Barba Branca lembrava a seus alunos que Mestre Traíra "sempre foi um homem muito educado, elegante, risonho mas que, quando era preciso, sabia fazer um olhar que fazia todo mundo calar. Era muito rápido na capoeira, pulava pra cá e pra lá, às vezes a pessoa não sabia onde ele estava quando jogava com ele". Em suas memórias, o mestre descrevia a roda de Mestre Traíra como "violenta, tinha muita cabeçada no rosto, rasteira... Muita gente saía machucada, por isso que minha mãe não me deixava ir. A roda acontecia no quintal da casa de Traíra, na terra batida mesmo. Tinha até galinha que ficava atravessando a roda no meio da gente".

Deste período, Mestre Barba Branca sempre guardou e cultivou muito carinho e boas memórias da família de capoeira de seu primeiro mestre, sempre contando histórias de Traíra, Cabelo Bom, Bom Cabelo, Bel, Del, Zacarias Boa Morte, Bigodinho, dentre outros grandes capoeiristas da Liberdade com quem teve a oportunidade conviver.

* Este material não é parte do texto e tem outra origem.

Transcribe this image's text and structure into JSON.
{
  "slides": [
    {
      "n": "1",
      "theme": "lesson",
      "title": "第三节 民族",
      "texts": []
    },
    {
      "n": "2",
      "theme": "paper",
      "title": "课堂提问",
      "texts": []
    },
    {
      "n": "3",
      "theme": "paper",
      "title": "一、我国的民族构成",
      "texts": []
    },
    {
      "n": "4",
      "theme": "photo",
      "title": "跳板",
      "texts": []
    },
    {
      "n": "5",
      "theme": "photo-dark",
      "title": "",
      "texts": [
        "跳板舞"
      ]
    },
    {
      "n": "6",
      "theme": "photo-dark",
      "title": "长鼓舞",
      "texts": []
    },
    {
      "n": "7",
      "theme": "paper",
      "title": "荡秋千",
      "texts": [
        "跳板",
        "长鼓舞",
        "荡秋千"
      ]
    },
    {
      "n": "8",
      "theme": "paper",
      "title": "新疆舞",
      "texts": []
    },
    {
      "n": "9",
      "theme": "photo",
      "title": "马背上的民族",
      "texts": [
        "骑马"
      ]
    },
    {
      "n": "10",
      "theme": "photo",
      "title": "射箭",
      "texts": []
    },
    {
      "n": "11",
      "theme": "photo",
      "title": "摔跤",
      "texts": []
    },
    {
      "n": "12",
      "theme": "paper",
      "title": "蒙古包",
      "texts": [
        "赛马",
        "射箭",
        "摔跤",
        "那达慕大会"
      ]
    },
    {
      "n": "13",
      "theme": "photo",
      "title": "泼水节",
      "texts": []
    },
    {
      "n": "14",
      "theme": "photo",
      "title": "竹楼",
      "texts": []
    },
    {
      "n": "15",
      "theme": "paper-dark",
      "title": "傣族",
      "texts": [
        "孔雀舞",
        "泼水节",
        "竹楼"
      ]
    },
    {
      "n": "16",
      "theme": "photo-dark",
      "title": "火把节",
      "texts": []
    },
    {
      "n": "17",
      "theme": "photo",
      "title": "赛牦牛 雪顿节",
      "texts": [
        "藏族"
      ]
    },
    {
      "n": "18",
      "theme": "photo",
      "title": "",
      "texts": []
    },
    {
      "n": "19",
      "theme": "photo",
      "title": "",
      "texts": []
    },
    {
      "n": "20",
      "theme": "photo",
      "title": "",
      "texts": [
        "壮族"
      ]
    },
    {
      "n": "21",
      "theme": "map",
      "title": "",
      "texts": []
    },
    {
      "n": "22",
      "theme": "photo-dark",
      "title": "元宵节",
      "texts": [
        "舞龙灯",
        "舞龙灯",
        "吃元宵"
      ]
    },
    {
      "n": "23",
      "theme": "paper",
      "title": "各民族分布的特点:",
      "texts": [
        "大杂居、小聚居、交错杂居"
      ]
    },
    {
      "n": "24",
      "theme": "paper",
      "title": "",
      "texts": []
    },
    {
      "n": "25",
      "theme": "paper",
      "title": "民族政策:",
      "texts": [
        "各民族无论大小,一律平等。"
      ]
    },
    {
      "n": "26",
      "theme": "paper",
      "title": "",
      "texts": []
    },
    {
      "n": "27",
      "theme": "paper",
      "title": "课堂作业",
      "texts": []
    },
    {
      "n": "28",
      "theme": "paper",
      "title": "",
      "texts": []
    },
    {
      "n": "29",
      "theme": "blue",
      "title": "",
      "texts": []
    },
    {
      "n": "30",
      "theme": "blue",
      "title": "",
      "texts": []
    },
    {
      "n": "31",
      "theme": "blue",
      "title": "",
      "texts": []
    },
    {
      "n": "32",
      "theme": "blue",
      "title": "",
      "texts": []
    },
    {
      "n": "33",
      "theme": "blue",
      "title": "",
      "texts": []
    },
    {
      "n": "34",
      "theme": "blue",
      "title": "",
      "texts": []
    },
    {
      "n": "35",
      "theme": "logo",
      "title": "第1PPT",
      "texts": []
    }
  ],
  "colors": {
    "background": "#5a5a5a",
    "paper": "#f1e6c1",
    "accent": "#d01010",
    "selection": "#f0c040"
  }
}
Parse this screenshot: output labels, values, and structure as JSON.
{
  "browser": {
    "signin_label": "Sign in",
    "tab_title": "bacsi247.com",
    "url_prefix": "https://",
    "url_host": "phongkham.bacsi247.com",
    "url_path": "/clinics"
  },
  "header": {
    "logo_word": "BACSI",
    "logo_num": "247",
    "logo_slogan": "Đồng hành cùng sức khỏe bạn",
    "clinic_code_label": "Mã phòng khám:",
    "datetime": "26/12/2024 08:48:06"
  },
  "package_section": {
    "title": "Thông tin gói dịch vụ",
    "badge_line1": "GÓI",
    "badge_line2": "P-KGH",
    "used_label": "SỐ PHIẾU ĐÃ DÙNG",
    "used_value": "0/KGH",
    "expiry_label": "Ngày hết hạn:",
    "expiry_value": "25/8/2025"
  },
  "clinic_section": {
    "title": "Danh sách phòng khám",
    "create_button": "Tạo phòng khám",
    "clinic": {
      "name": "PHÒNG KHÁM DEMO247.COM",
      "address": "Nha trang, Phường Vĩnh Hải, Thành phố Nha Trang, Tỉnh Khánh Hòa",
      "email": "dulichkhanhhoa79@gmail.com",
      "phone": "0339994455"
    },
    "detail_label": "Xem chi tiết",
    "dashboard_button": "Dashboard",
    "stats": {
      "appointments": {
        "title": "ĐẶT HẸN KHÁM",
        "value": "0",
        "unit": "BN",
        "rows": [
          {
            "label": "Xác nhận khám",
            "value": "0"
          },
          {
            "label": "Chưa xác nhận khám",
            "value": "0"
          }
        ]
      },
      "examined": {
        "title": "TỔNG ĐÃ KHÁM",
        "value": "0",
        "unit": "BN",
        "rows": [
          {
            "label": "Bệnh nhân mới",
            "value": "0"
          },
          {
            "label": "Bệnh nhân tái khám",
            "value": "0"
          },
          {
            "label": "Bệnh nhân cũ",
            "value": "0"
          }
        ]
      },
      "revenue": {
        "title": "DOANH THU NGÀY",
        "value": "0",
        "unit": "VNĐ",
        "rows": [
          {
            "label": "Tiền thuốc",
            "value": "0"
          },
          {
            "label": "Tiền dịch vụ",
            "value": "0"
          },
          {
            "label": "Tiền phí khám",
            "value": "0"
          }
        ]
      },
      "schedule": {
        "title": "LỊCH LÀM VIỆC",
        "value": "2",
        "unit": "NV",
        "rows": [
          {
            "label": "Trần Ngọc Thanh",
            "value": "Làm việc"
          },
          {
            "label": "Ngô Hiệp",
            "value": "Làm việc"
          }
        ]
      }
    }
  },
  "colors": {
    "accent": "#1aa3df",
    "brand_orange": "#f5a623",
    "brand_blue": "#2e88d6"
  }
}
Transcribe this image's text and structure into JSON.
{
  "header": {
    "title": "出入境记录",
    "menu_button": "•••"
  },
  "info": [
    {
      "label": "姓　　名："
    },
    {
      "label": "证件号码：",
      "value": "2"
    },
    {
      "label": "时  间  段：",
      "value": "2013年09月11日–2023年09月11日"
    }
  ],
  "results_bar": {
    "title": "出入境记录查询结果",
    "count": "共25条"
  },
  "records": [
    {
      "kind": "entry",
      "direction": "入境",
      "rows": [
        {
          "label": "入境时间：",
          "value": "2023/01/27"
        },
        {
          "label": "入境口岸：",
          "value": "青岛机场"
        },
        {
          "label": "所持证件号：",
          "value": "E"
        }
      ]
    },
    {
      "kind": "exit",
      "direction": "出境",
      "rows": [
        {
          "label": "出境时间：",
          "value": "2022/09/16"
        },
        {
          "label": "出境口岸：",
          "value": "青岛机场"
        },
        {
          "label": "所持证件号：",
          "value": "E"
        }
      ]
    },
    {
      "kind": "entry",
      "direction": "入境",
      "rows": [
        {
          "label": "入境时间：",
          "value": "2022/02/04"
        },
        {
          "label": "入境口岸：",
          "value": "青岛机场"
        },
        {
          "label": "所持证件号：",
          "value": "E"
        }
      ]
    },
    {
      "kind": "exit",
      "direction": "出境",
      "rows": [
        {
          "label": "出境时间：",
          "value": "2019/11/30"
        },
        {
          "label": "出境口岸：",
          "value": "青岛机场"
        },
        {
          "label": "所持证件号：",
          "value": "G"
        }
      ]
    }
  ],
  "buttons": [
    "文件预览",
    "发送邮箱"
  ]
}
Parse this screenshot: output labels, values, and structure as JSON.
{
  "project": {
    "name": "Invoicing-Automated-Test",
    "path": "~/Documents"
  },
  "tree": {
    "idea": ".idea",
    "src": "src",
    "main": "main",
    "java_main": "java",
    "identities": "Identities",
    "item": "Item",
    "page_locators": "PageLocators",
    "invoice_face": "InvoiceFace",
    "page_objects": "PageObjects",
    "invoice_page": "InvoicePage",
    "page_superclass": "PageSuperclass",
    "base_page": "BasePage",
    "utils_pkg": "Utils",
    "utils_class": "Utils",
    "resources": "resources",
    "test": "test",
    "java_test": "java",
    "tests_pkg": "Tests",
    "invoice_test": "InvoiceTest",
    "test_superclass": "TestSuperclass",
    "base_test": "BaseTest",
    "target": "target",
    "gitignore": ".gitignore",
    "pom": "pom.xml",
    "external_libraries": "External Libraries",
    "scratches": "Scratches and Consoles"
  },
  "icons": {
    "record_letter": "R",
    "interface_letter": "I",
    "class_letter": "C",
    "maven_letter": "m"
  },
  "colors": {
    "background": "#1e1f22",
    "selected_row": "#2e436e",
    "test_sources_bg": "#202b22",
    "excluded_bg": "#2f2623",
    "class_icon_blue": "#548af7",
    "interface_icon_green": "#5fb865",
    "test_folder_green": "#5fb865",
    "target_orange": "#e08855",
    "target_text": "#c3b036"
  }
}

O encontro com mestre João Pequeno de Pastinha

Após a morte de Mestre Traíra, por volta de 1975, Barba Branca fica temporariamente desvinculado a um mestre até o ano de 1981, quando é acolhido no Centro Esportivo de Capoeira Angola - CECA pelo Mestre João Pequeno de Pastinha. Segundo diálogo do GCAC com Wagner, um dos irmãos de Barba Branca, apesar de ter ficado seis anos desvinculado de um mestre, Barba Branca jamais abandonou a prática da capoeira angola. Segundo Wagner, era comum vê-lo treinando capoeira e convidando amigas, amigos ou às vezes até os próprios irmãos para jogar capoeira ou tocar berimbau. Segundo o seu irmão, após sua família ter se mudado da Liberdade para o Pernambués, onde a cultura de luta era centrada na prática do boxe, Barba Branca não perdeu o vínculo com o bairro da Liberdade, local que sempre visitava para rever as rodas de capoeira e reencontrar antigos capoeiristas.​ Mas foi no Centro Esportivo de Capoeira Angola (CECA), no Forte de Santo Antônio, sob os ensinamentos de Mestre João Pequeno, um dos mais antigos discípulos e sucessor de Mestre Pastinha, que o Mestre Barba Branca finalizou a sua formação. Apesar de já viver a capoeira há quase 15 anos, foi no CECA onde foi reconhecido enquanto mestre, no ano de 1992. Segundo o próprio Mestre Barba Branca, foi o João Pequeno de Pastinha quem o aprimorou: "eu já cheguei no Forte capoeirista, por causa da família de Seu Waldemar, mas foi o mestre João Pequeno quem me lapidou".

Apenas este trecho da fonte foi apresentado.